Andra terdiam dengan menghunuskan tatapan dinginnya pada Alana yang tertunduk. Lalu Andra menghembuskan napas kasar, kemudian menurunkan kaki Alana dan ia bangkit berdiri.
'Aduh, apa kelancanganku tadi sudah membuat Andra marah? Kenapa Andra menatapku dengan cara seperti itu?' batin Alana bertanya-tanya.
Manik mata Alana memerhatikan punggung tegap Andra yang bergerak menuju sebuah laci. Andra mengeluarkan sesuatu dari sana lalu ia kembali berbalik menatap Alana.
"Terima itu!" kata Andra sembari melempar sesuatu dan refleks Alana menangkapnya.
"Olesi salep itu di pergelangan kakimu yang bengkak. Jika kamu merasa sudah bisa berdiri dan melangkah, maka segera pergi dari ruanganku! Ingat, Alana. Jangan merasa senang dengan apa yang ku lakukan padamu hari ini. Aku mengobati lukamu hanya karena aku tidak mau kamu menjadikan kakimu itu alasan untuk tidak ikut denganku ke bali! Keberangkatan kita besok tidak bisa dibatalkan. Kamu mengerti itu?" ujar Andra dengan nada memerintah.
Dan Alana menganggukan kepalanya. Ia mencoba bangkit perlahan meski dengan rasa sakit yang harus ia tahan.
"Iya, Pak Andra. Terimakasih banyak. Aku rasa, kakiku sudah agak membaik sekarang. Jadi aku akan pergi dan mengolesi kakiku di meja kerjaku saja. Sekali lagi terimakasih atas kebaikan Anda. Aku permisi.." Alana melangkah terpincang-pincang. Mengiring kakinya kanannya yang masih sangat sakit.
Tapi Alana merasa kalau ia harus segera keluar dari ruangan ini, sepertinya Andra tak nyaman dengan kehadiranya.
Seperginya Alana, bola mata Andra berlari kearah pintu yang sudah tertutup kembali.
Andra menarik napasnya panjang, lalu ia mengusap wajahnya dengan sebelah tangan.

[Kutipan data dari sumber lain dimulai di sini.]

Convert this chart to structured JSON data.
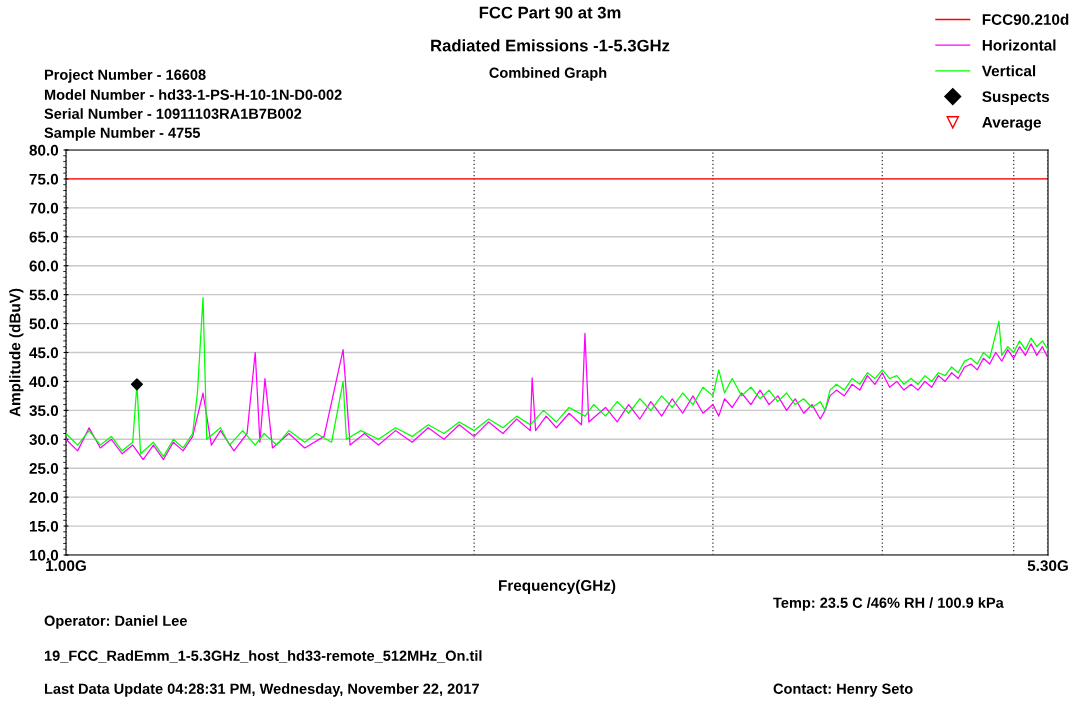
{
  "chart_data": {
    "type": "line",
    "title": "FCC Part 90 at 3m",
    "subtitle": "Radiated Emissions -1-5.3GHz",
    "xlabel": "Frequency(GHz)",
    "ylabel": "Amplitude (dBuV)",
    "log": "x",
    "xlim": [
      1.0,
      5.3
    ],
    "xticks": [
      {
        "value": 1.0,
        "label": "1.00G"
      },
      {
        "value": 2,
        "label": null
      },
      {
        "value": 3,
        "label": null
      },
      {
        "value": 4,
        "label": null
      },
      {
        "value": 5,
        "label": null
      },
      {
        "value": 5.3,
        "label": "5.30G"
      }
    ],
    "ylim": [
      10,
      80
    ],
    "yticks": [
      {
        "value": 10,
        "label": "10.0"
      },
      {
        "value": 15,
        "label": "15.0"
      },
      {
        "value": 20,
        "label": "20.0"
      },
      {
        "value": 25,
        "label": "25.0"
      },
      {
        "value": 30,
        "label": "30.0"
      },
      {
        "value": 35,
        "label": "35.0"
      },
      {
        "value": 40,
        "label": "40.0"
      },
      {
        "value": 45,
        "label": "45.0"
      },
      {
        "value": 50,
        "label": "50.0"
      },
      {
        "value": 55,
        "label": "55.0"
      },
      {
        "value": 60,
        "label": "60.0"
      },
      {
        "value": 65,
        "label": "65.0"
      },
      {
        "value": 70,
        "label": "70.0"
      },
      {
        "value": 75,
        "label": "75.0"
      },
      {
        "value": 80,
        "label": "80.0"
      }
    ],
    "grid": true,
    "legend": "top right",
    "series": [
      {
        "name": "FCC90.210d",
        "color": "#ff0000",
        "x": [
          1.0,
          5.3
        ],
        "values": [
          75,
          75
        ]
      },
      {
        "name": "Horizontal",
        "color": "#ff00ff",
        "x": [
          1.0,
          1.02,
          1.04,
          1.06,
          1.08,
          1.1,
          1.12,
          1.14,
          1.16,
          1.18,
          1.2,
          1.22,
          1.24,
          1.262,
          1.28,
          1.3,
          1.33,
          1.36,
          1.379,
          1.39,
          1.402,
          1.42,
          1.46,
          1.5,
          1.55,
          1.601,
          1.62,
          1.66,
          1.7,
          1.75,
          1.8,
          1.85,
          1.9,
          1.95,
          2.0,
          2.05,
          2.1,
          2.15,
          2.2,
          2.207,
          2.22,
          2.26,
          2.3,
          2.35,
          2.4,
          2.414,
          2.43,
          2.5,
          2.55,
          2.6,
          2.65,
          2.7,
          2.75,
          2.8,
          2.85,
          2.9,
          2.95,
          3.0,
          3.03,
          3.06,
          3.1,
          3.15,
          3.2,
          3.25,
          3.3,
          3.35,
          3.4,
          3.45,
          3.5,
          3.55,
          3.6,
          3.63,
          3.66,
          3.7,
          3.75,
          3.8,
          3.85,
          3.9,
          3.95,
          4.0,
          4.05,
          4.1,
          4.15,
          4.2,
          4.25,
          4.3,
          4.35,
          4.4,
          4.45,
          4.5,
          4.55,
          4.6,
          4.65,
          4.7,
          4.75,
          4.8,
          4.85,
          4.9,
          4.95,
          5.0,
          5.05,
          5.1,
          5.15,
          5.2,
          5.25,
          5.3
        ],
        "values": [
          30,
          28,
          32,
          28.5,
          30,
          27.5,
          29,
          26.5,
          29,
          26.5,
          29.5,
          28,
          30.5,
          38,
          29,
          31.5,
          28,
          31,
          45,
          29.5,
          40.5,
          28.5,
          31,
          28.5,
          30.5,
          45.5,
          29,
          31,
          29,
          31.5,
          29.5,
          32,
          30,
          32.5,
          30.5,
          33,
          31,
          33.5,
          31.5,
          40.6,
          31.5,
          34,
          32,
          34.5,
          32.5,
          48.3,
          33,
          35.5,
          33,
          36,
          33.5,
          36.5,
          34,
          37,
          34.5,
          37.5,
          34.5,
          36,
          34,
          37,
          35.5,
          38,
          36,
          38.5,
          36,
          37.5,
          35,
          37,
          34.5,
          36,
          33.5,
          35,
          37.5,
          38.5,
          37.5,
          39.5,
          38.5,
          41,
          39.5,
          41.5,
          39,
          40,
          38.5,
          39.5,
          38.5,
          40,
          39,
          41,
          40,
          41.5,
          40.5,
          42.5,
          43,
          42,
          44,
          43,
          45,
          43.5,
          45.5,
          44,
          46,
          44.5,
          46.5,
          44.5,
          46,
          44
        ]
      },
      {
        "name": "Vertical",
        "color": "#00ff00",
        "x": [
          1.0,
          1.02,
          1.04,
          1.06,
          1.08,
          1.1,
          1.12,
          1.128,
          1.135,
          1.16,
          1.18,
          1.2,
          1.22,
          1.24,
          1.25,
          1.262,
          1.27,
          1.3,
          1.32,
          1.35,
          1.379,
          1.4,
          1.43,
          1.46,
          1.5,
          1.53,
          1.57,
          1.601,
          1.61,
          1.65,
          1.7,
          1.75,
          1.8,
          1.85,
          1.9,
          1.95,
          2.0,
          2.05,
          2.1,
          2.15,
          2.2,
          2.25,
          2.3,
          2.35,
          2.414,
          2.45,
          2.5,
          2.55,
          2.6,
          2.65,
          2.7,
          2.75,
          2.8,
          2.85,
          2.9,
          2.95,
          3.0,
          3.03,
          3.06,
          3.1,
          3.15,
          3.2,
          3.25,
          3.3,
          3.35,
          3.4,
          3.45,
          3.5,
          3.55,
          3.6,
          3.63,
          3.66,
          3.7,
          3.75,
          3.8,
          3.85,
          3.9,
          3.95,
          4.0,
          4.05,
          4.1,
          4.15,
          4.2,
          4.25,
          4.3,
          4.35,
          4.4,
          4.45,
          4.5,
          4.55,
          4.6,
          4.65,
          4.7,
          4.75,
          4.8,
          4.876,
          4.9,
          4.95,
          5.0,
          5.05,
          5.1,
          5.15,
          5.2,
          5.25,
          5.3
        ],
        "values": [
          31,
          29,
          31.5,
          29,
          30.5,
          28,
          29.5,
          39.5,
          27.5,
          29.5,
          27,
          30,
          28.5,
          31,
          38,
          54.5,
          30,
          32,
          29,
          31.5,
          29,
          31,
          29,
          31.5,
          29.5,
          31,
          29.5,
          40,
          30,
          31.5,
          30,
          32,
          30.5,
          32.5,
          31,
          33,
          31.5,
          33.5,
          32,
          34,
          32.5,
          35,
          33,
          35.5,
          34,
          36,
          34,
          36.5,
          34.5,
          37,
          35,
          37.5,
          35.5,
          38,
          36,
          39,
          37.5,
          42,
          38,
          40.5,
          37.5,
          39,
          37,
          38.5,
          36.5,
          38,
          36,
          37,
          35.5,
          36.5,
          35,
          38.5,
          39.5,
          38.5,
          40.5,
          39.5,
          41.5,
          40.5,
          42,
          40.5,
          41,
          39.5,
          40.5,
          39.5,
          41,
          40,
          41.5,
          41,
          42.5,
          41.5,
          43.5,
          44,
          43,
          45,
          44,
          50.4,
          44.5,
          46,
          45,
          47,
          45.5,
          47.5,
          46,
          47,
          45.5
        ]
      },
      {
        "name": "Suspects",
        "type": "scatter",
        "color": "#000000",
        "marker": "diamond",
        "x": [
          1.128
        ],
        "values": [
          39.5
        ]
      },
      {
        "name": "Average",
        "type": "scatter",
        "color": "#ff0000",
        "marker": "triangle"
      }
    ],
    "annotations": [
      "Combined Graph",
      "Project Number - 16608",
      "Model Number - hd33-1-PS-H-10-1N-D0-002",
      "Serial Number - 10911103RA1B7B002",
      "Sample Number - 4755",
      "Temp: 23.5 C /46% RH / 100.9 kPa",
      "Operator: Daniel Lee",
      "19_FCC_RadEmm_1-5.3GHz_host_hd33-remote_512MHz_On.til",
      "Last Data Update 04:28:31 PM, Wednesday, November 22, 2017",
      "Contact: Henry Seto"
    ]
  }
}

"Hhh... Kenapa sentuhan tangan Alana tadi langsung membuat jantungku bergetar dengan hebat? Kenapa sentuhan wanita itu masih memberikan pengaruh pada tubuhku? Ini tidak mungkin. Hatiku tidak mungkin masih mencintainya. Nama Alana sudah lama mati dalam hidupku! Cintanya sudah lama mati!" tekan Andra pada dirinya sendiri.
Ya. Ketika tadi telapak tangan Alana hinggap di pundak kanannya. Andra langsung merasakan ada gelenyar--aneh yang menjalar di tubuhnya.
Andra masih mengelak dengan tegas jika ia sudah tidak mencintai wanita itu.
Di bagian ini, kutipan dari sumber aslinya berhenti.